Mohamed Fode Camara, an employee of the Ministry of Social Affairs, said he was “dreading the day the results will be announced.”
“God will save us, inshallah,” he told AFP news agency, adding that Guineans “want peace, not struggle.”
Voting in progress
Earlier, Security Minister Albert Damantang Camara told AFP that there had been “no major incidents”, although his ministry said “hooligans” had attacked security forces in the capital.
At a press conference, Diallo, 68, urged his followers to “show restraint.”
“I have no doubts about the outcome of the elections, so I do not want violence to interrupt the vote and jeopardize my victory,” he said, adding that he thought that Conde, however, could “cheat.”
For his part, Conde, who has been in power since 2010, said after voting in an elementary school in Conakry: “Guinea cannot develop if there is no peace, security and unity. We don’t want violence.
“Those who want to challenge the results must do so within a legal framework, with recourse to the Constitutional Court,” he added, dressed in white and flanked by bodyguards.
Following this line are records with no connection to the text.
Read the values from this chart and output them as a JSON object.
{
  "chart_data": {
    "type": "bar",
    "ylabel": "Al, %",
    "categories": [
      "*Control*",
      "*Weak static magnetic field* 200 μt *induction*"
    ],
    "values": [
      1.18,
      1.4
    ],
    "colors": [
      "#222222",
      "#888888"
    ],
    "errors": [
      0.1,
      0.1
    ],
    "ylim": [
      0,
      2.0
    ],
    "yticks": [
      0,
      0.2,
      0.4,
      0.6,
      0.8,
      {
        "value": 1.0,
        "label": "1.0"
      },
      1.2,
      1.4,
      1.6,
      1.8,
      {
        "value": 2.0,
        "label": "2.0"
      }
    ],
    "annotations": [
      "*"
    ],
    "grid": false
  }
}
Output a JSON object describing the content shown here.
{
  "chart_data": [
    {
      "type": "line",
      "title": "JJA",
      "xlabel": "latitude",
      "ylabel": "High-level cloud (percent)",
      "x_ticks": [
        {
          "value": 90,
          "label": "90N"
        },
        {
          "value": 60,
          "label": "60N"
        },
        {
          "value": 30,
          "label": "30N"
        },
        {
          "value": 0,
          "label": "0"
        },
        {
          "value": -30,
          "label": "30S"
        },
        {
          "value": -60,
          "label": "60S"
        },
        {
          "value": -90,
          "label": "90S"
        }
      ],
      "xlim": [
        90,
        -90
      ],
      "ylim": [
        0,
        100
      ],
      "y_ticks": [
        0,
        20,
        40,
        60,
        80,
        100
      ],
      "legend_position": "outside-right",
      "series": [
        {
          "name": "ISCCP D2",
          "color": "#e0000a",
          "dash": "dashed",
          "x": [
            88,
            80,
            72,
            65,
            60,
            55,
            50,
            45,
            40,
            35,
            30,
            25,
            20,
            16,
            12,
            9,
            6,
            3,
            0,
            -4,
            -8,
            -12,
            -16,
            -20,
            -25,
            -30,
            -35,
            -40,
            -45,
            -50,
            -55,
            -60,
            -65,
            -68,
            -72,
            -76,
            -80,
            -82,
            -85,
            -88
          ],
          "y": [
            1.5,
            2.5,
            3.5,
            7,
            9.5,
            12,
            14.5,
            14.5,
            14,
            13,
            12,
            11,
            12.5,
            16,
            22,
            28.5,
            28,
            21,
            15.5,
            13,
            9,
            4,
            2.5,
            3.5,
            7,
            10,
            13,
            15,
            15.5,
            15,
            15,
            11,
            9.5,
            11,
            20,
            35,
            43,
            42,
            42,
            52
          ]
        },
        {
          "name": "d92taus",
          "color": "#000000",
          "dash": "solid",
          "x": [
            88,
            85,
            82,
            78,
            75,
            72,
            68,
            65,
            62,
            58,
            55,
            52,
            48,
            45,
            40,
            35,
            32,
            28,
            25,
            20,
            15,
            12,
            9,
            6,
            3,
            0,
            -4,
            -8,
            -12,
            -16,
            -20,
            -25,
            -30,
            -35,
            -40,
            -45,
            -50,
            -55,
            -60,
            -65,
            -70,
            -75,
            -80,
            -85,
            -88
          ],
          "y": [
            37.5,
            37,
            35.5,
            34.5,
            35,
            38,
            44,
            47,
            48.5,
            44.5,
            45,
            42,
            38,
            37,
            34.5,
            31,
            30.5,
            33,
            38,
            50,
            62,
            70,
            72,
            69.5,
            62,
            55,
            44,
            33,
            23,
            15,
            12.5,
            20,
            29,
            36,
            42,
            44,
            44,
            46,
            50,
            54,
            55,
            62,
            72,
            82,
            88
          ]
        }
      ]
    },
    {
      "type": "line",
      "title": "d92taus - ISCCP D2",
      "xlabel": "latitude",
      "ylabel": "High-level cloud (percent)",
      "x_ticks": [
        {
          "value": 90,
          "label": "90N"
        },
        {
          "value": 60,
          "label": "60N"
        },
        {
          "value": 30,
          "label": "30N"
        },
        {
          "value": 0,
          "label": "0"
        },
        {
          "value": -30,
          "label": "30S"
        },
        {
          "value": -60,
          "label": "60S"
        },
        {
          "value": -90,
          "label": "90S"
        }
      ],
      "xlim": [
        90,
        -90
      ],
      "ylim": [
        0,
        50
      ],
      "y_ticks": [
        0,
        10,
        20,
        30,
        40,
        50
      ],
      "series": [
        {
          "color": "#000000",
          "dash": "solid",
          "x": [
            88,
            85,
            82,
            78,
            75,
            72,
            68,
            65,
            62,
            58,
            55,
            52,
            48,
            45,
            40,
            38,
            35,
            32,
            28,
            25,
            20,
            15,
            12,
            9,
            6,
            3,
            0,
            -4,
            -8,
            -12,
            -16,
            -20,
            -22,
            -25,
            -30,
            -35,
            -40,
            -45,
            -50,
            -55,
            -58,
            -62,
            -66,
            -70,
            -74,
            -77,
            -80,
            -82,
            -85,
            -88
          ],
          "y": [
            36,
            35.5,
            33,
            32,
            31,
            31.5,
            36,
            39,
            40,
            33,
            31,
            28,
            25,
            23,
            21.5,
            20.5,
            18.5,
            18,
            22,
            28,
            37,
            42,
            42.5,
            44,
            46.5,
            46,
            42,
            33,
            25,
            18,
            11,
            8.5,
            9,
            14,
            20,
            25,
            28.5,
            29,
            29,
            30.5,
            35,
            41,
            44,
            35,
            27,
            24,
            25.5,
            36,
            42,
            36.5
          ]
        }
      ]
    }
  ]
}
Meanwhile, several people, including one of the candidates, said they had been turned away from polling stations due to problems with their voting cards.
Aspiring President Makale Camara, a former foreign minister, said that she herself had not received any voting cards and therefore had not been able to vote.
“That is totally unacceptable because there are people who ended up with three or four cards,” he told the Reuters news agency. “It is a sacred disaster that they have organized there. If there can be ‘fictitious’ citizens, a candidate cannot be fictitious. “
In response to Reuters’ question about possible voting irregularities, a spokesman for the electoral commission said: “Only cards distributed during the last 30 days are valid.”
Conde has beaten Diallo twice before, in 2010 and 2015, and political analysts predict he will win another five-year term.
During a heated campaign, Conde, who described the constitutional reform that allowed him to run again as fair and democratic, said he needed more time to finish major mining and infrastructure projects.
Diallo, who was at the forefront of the protests against Conde’s third term, told supporters that he wanted to turn the page on “10 years of lies” and criticized police repression, corruption, youth unemployment and poverty.